Inbee Park came up short in her bid to win four straight major championships in a single season when she finished T42 at the Women’s British Open. With the LPGA adding a fifth major to its 2013 schedule, however, the world No. 1 has a chance this week to become the first golfer ever to capture four grand-slam events in the same calendar year.
Inbee Park seeks 4th major victory of 2013 at LPGA’s Evian Championship
The top 120 golfers from the LPGA and Ladies European Tours vie for a $3.25 million Evian Championship purse in the women’s fifth and final major of the 2013 season this week in France.


Park, the defending champion, began her steady climb to the top last year, when the event in Evian-les-Bains, France, was a regular tour stop. The South Korean rolled to a two-shot victory over Karrie Webb and Stacy Lewis on the strength of her putting, which has become her signature.
On her way to posting a final-round 6-under 66 for her first win since the 2008 U.S. Women’s Open, Park one-putted 11 greens. The 25-year-old, who has recorded seven Ws and five second-place finishes since her Evian victory last July -- including wins in three straight majors during the 2013 campaign -- will face different putting surfaces on the revamped Evian Resort Golf Club course.
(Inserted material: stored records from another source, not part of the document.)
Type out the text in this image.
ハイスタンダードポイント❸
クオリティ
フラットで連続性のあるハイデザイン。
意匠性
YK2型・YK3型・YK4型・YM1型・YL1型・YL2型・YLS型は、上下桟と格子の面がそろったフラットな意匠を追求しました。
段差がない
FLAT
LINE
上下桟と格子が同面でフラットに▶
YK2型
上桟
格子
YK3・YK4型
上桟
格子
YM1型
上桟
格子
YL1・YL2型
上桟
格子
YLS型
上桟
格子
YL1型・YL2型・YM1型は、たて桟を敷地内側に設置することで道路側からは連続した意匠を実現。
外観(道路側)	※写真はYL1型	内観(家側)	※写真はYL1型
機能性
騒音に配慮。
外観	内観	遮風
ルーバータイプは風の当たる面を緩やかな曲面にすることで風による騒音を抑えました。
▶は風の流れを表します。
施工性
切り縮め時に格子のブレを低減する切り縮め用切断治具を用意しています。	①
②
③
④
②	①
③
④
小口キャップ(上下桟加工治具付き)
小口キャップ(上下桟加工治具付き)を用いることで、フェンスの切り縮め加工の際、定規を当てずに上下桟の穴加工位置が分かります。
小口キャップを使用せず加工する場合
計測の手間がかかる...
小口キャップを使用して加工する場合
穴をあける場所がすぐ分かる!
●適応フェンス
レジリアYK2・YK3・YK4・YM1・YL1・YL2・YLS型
The 120-player field of the top golfers from the LPGA and Ladies European Tour return to Lake Geneva after a 14-month, multi-million-dollar renovation that yielded a 6,428-yard, par-71 track with larger and faster greens and new tees and fairways on a more challenging layout.
Two dramatic changes architects made were to the fifth hole, formerly a blind par-4 that is now a picturesque but demanding par-3 guarded by water at the front and bunkers to either side of the green, and to No. 18. No longer a reachable par-5, the finishing hole was reconfigured into a 442-yard, par-4.
While players told GolfChannel.com’s Randall Mell they were generally pleased with the course overhaul, the new sod has not taken in all places and the greens are not as uniform as they would like.
“I think it’s okay,” Cristie Kerr, the winner of two majors, told Mell. “Obviously, it’s not in the shape they wanted. That’s just the way it is when you try to get it all done in such a short period of time, but we do love this place.”
As for whether LPGA commissioner was right to add a fifth major to the schedule, competitors seemed lukewarm about it in their comments to Mell.
“I’m definitely not against a fifth major,” Kerr said. “They just have to be careful. You don’t want 15 majors. You want them to be really special.”
Evian Masters champion of 2005, Paula Creamer, said she was “okay with it.
“It’s another chance to win a major,” concluded the 2010 U.S. Women’s Open titleholder.